Die Betonschalen sind mit einer dünnen Erdschicht sowie mit Pflanzen bedeckt und werden auf diese Weise in die Landschaft eingebunden. Über grossflächig verglaste Öffnungen in den oberen Bereichen der «Hügel» fällt Tageslicht in die Räume darunter, wo sich drei Gewächshäuser befinden. Im Gegensatz zu den frei fliessenden Formen der Hülle wirken diese Glasabtrennungen sehr technisch. Schmale Stege winden sich in Kurvenformen durch die Gewächshäuser und nach draussen über das Gebäude. Es ergeben sich abwechslungsreiche Wegabfolgen, die plötzlich den Blick aufs Meer freigeben. Trotz diesen fliessenden Formen entsteht insgesamt der Eindruck, dass bei diesem Bau verschiedenste bauliche Idiome etwas hart aufeinander treffen.

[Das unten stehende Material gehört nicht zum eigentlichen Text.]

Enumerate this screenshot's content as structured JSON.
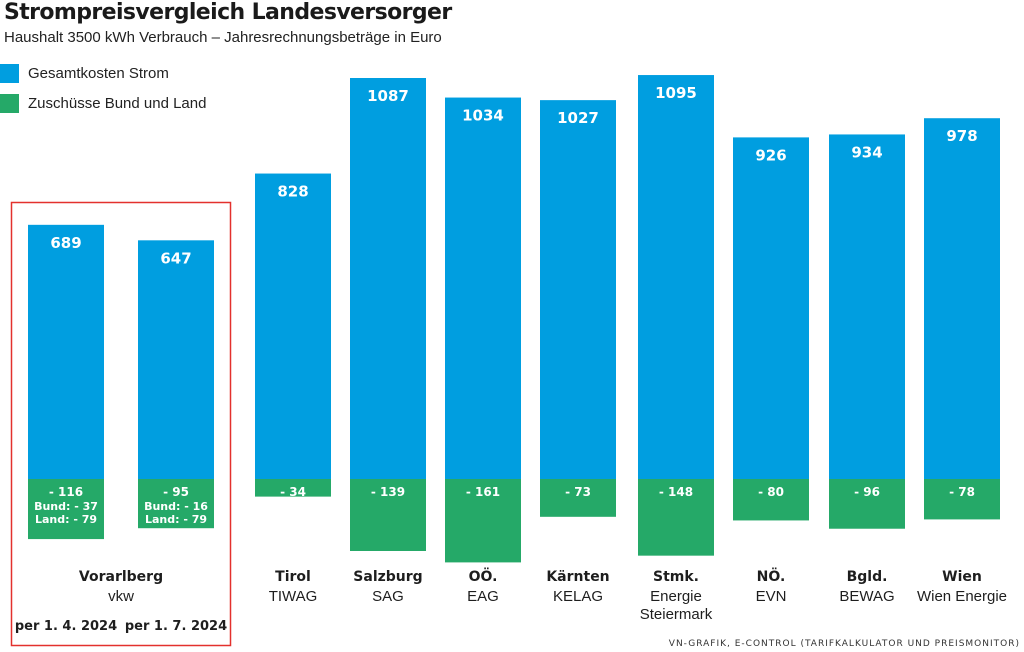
{
  "title": "Strompreisvergleich Landesversorger",
  "subtitle": "Haushalt 3500 kWh Verbrauch – Jahresrechnungsbeträge in Euro",
  "legend": [
    {
      "label": "Gesamtkosten Strom",
      "color": "#009ee0"
    },
    {
      "label": "Zuschüsse Bund und Land",
      "color": "#25a968"
    }
  ],
  "source": "VN-GRAFIK, E-CONTROL (TARIFKALKULATOR UND PREISMONITOR)",
  "colors": {
    "cost": "#009ee0",
    "subsidy": "#25a968",
    "highlight": "#e3312d",
    "text": "#1e1e1e"
  },
  "chart_data": {
    "type": "bar",
    "title": "Strompreisvergleich Landesversorger",
    "subtitle": "Haushalt 3500 kWh Verbrauch – Jahresrechnungsbeträge in Euro",
    "unit": "Euro",
    "series": [
      {
        "name": "Gesamtkosten Strom",
        "values": [
          689,
          647,
          828,
          1087,
          1034,
          1027,
          1095,
          926,
          934,
          978
        ]
      },
      {
        "name": "Zuschüsse Bund und Land",
        "values": [
          -116,
          -95,
          -34,
          -139,
          -161,
          -73,
          -148,
          -80,
          -96,
          -78
        ]
      }
    ],
    "bars": [
      {
        "value": 689,
        "value_label": "689",
        "subsidy": -116,
        "subsidy_label": "- 116",
        "subsidy_details": [
          "Bund: - 37",
          "Land: - 79"
        ]
      },
      {
        "value": 647,
        "value_label": "647",
        "subsidy": -95,
        "subsidy_label": "- 95",
        "subsidy_details": [
          "Bund: - 16",
          "Land: - 79"
        ]
      },
      {
        "value": 828,
        "value_label": "828",
        "subsidy": -34,
        "subsidy_label": "- 34",
        "region": "Tirol",
        "provider": [
          "TIWAG"
        ]
      },
      {
        "value": 1087,
        "value_label": "1087",
        "subsidy": -139,
        "subsidy_label": "- 139",
        "region": "Salzburg",
        "provider": [
          "SAG"
        ]
      },
      {
        "value": 1034,
        "value_label": "1034",
        "subsidy": -161,
        "subsidy_label": "- 161",
        "region": "OÖ.",
        "provider": [
          "EAG"
        ]
      },
      {
        "value": 1027,
        "value_label": "1027",
        "subsidy": -73,
        "subsidy_label": "- 73",
        "region": "Kärnten",
        "provider": [
          "KELAG"
        ]
      },
      {
        "value": 1095,
        "value_label": "1095",
        "subsidy": -148,
        "subsidy_label": "- 148",
        "region": "Stmk.",
        "provider": [
          "Energie",
          "Steiermark"
        ]
      },
      {
        "value": 926,
        "value_label": "926",
        "subsidy": -80,
        "subsidy_label": "- 80",
        "region": "NÖ.",
        "provider": [
          "EVN"
        ]
      },
      {
        "value": 934,
        "value_label": "934",
        "subsidy": -96,
        "subsidy_label": "- 96",
        "region": "Bgld.",
        "provider": [
          "BEWAG"
        ]
      },
      {
        "value": 978,
        "value_label": "978",
        "subsidy": -78,
        "subsidy_label": "- 78",
        "region": "Wien",
        "provider": [
          "Wien Energie"
        ]
      }
    ],
    "highlight_group": {
      "region": "Vorarlberg",
      "provider": "vkw",
      "dates": [
        "per 1. 4. 2024",
        "per 1. 7. 2024"
      ]
    }
  }
}
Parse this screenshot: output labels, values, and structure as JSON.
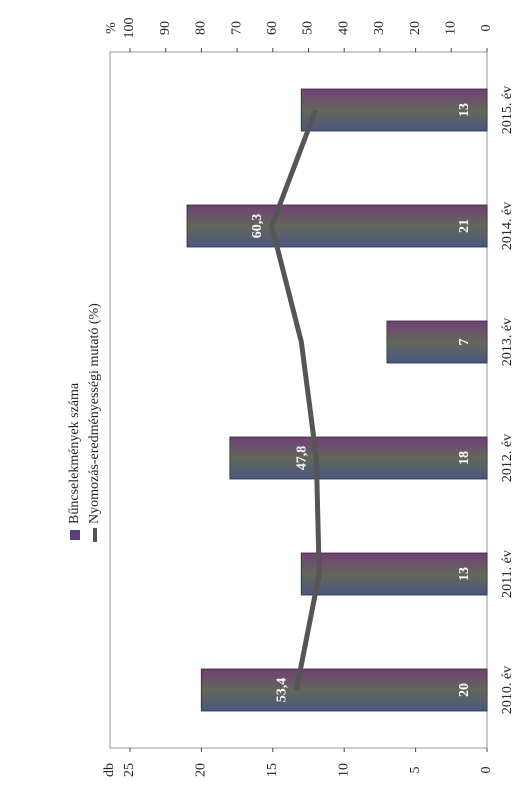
{
  "chart_data": {
    "type": "bar_line",
    "categories": [
      "2010. év",
      "2011. év",
      "2012. év",
      "2013. év",
      "2014. év",
      "2015. év"
    ],
    "y_label": "db",
    "y2_label": "%",
    "ylim": [
      0,
      25
    ],
    "yticks": [
      0,
      5,
      10,
      15,
      20,
      25
    ],
    "y2lim": [
      0,
      100
    ],
    "y2ticks": [
      0,
      10,
      20,
      30,
      40,
      50,
      60,
      70,
      80,
      90,
      100
    ],
    "series": [
      {
        "name": "Bűncselekmények száma",
        "type": "bar",
        "color": "#5b3f78",
        "values": [
          20,
          13,
          18,
          7,
          21,
          13
        ]
      },
      {
        "name": "Nyomozás-eredményességi mutató (%)",
        "type": "line",
        "axis": "y2",
        "color": "#555555",
        "values": [
          53.4,
          47,
          47.8,
          52,
          60.3,
          48
        ],
        "value_labels": [
          "53,4",
          null,
          "47,8",
          null,
          "60,3",
          null
        ]
      }
    ]
  }
}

Mit Sand und Kies aus Fukuokas Flüssen und Baustellen wurde die Insel aufgeschüttet. Darüber sind Landschaften mit geometrisch kontrollierten Konturen entstanden. Das Architektenteam um Toyo Ito schuf einen Aussenraum, der in seiner Künstlichkeit mit alten Themen der japanischen Gartengestaltung spielt. So faszinierend die freien Formen der von Pflanzen bewachsenen Betonschalen auch das Bild von Hügeln erwecken, so bleibt doch ein zögernder Vorbehalt. Wenn Ito wiederholt betonte, mit seiner Architektur nach einer verstärkten Nähe von Mensch und Natur zu suchen, kann diese künstliche Insel der passende Ort dazu sein?

Instabiler Grund

Das Verhältnis zum gewachsenen Terrain ist in Japan zwiespältiger als in Westeuropa, wo der Boden mit Stabilität und Festigkeit assoziiert wird. In dem oft von Beben heimgesuchten Inselreich werden die im Erdinneren wirkenden Kräfte immer wieder am eigenen Leib erfahren. Die Bauwerke müssen neben den Erdbeben aber auch den herbstlichen Taifunen standhalten. Leichte Holzkonstruktionen schienen dafür lange am besten geeignet. Heute werden deren statische Prinzipien in die Stahlbauten übertragen, aber auch mit Beton hat man gute Erfahrungen gemacht. Technisch gute Bauten wie jene von Ito und Sasaki können den im Erdinnern wirkenden Kräften und Verwerfungen meist trotzen. Interessant ist dabei, dass sich in Fukuoka die Betonschalen wie eine dünne Kruste vom instabilen Untergrund lösen. Der zweite, künstliche Boden wird zur in sich verdrehten Decke. Auf diese Weise haben Ito und Sasaki eine Hügellandschaft gebaut, die es in der Natur nicht gibt: von komplexer Geometrie, stabil und lichtdurchflutet.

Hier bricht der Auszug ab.